Norman Rockwell Museum To Explore Work of Gloria Stoll Karn and Other Female Pulp Fiction Artists
Stockbridge, MA, April 11, 2018—In connection with its current exhibition Gloria Stoll Karn: Pulp Romance, Norman Rockwell Museum will hold an evening lecture on Gloria Stoll Karn and other female pulp fiction artists from the 1940s on Saturday, June 2, starting at 5 p.m. The talk will be presented by author and illustration historian David Saunders, the son of pulp fiction artist Norman Saunders. “There was no ‘glass-ceiling’ for women artists, authors, or editors in the pulp magazine industry,” notes Saunders, who will explore the challenges and opportunities that those working in the male-dominated field faced, in order to convey stereotypical notions of gender and sexuality. Saunders runs the website pulpartists.com, and is the author of books exploring the work of H.J. Ward and Norman Saunders, as well as It’s a Man’s World: Men’s Adventure Magazines, The Postwar Pulps. The talk is free for Museum members, or included with regular Museum admission.
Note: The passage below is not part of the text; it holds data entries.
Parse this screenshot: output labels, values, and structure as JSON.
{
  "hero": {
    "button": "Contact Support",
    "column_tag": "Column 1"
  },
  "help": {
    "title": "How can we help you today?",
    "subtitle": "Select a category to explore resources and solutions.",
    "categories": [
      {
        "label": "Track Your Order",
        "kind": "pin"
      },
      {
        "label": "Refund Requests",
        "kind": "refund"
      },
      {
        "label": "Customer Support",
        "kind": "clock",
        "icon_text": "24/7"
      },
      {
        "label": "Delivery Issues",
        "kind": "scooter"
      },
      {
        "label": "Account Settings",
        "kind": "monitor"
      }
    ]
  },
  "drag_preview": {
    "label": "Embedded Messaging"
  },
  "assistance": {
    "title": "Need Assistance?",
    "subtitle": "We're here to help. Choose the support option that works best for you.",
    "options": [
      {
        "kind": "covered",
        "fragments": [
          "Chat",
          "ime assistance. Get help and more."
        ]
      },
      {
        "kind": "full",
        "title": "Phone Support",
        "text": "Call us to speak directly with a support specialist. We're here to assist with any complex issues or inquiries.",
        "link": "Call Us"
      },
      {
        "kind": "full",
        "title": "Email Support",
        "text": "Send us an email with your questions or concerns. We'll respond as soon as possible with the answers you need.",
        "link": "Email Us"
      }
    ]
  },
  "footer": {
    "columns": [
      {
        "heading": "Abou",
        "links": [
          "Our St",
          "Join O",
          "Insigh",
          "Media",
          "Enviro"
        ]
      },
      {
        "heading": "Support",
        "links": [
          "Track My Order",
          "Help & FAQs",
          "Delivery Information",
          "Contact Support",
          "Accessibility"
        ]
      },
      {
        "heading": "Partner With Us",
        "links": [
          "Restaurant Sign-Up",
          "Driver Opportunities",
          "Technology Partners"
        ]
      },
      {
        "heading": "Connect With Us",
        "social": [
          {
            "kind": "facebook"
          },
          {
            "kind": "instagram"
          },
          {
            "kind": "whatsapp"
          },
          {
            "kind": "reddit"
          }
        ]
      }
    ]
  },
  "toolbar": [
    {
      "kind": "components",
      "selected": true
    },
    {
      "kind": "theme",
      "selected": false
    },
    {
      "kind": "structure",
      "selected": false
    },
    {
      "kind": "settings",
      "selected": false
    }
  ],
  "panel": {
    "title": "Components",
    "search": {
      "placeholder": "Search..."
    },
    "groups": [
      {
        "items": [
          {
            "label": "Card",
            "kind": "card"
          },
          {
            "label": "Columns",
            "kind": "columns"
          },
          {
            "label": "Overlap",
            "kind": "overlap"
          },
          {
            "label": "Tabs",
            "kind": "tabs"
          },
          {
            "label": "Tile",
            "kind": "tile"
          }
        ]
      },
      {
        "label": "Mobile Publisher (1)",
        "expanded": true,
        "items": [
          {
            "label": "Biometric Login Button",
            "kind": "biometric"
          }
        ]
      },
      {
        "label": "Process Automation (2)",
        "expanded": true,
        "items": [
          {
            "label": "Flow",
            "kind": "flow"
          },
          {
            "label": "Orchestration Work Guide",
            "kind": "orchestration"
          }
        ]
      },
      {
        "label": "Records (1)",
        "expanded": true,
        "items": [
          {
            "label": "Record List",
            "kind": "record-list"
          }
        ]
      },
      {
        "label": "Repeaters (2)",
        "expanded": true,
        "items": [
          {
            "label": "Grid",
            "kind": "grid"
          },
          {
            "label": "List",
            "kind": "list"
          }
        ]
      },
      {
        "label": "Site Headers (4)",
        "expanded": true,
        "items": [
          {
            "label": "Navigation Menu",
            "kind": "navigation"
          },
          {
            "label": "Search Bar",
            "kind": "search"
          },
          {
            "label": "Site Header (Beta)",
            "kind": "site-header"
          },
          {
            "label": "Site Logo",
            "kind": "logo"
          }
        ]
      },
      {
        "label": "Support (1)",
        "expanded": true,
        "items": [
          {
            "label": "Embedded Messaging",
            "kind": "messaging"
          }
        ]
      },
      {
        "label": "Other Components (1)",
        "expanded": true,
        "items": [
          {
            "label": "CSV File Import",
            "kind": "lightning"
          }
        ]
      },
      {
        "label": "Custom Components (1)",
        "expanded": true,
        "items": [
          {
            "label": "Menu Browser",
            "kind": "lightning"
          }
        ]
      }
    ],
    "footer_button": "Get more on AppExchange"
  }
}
Gloria Stoll Karn: Pulp Romance
On view through June 10, 2018
Artist Gloria Stoll Karn is recognized for her contributions to the pulp fiction industry during the 1940s, one of very few female illustrators working in the field to create illustrations and covers for popular romance and dime store magazines. This exhibition explores the artist’s short but prolific career, and her unexpected journey in a world previously assigned to male artists. From 1941 to 1949, Stoll Karn’s art appeared on the covers and pages of many Popular Publication magazines, including Black Mask, Dime Mystery, Detective Tales, New Detective, All-Story Love, New Love, Love Book, Love Short Stories, Love Novels, Romance, and Thrilling Love, as well as Argosy. The artist, now in her nineties, continues to create art for her own enjoyment, exploring a range of themes and styles.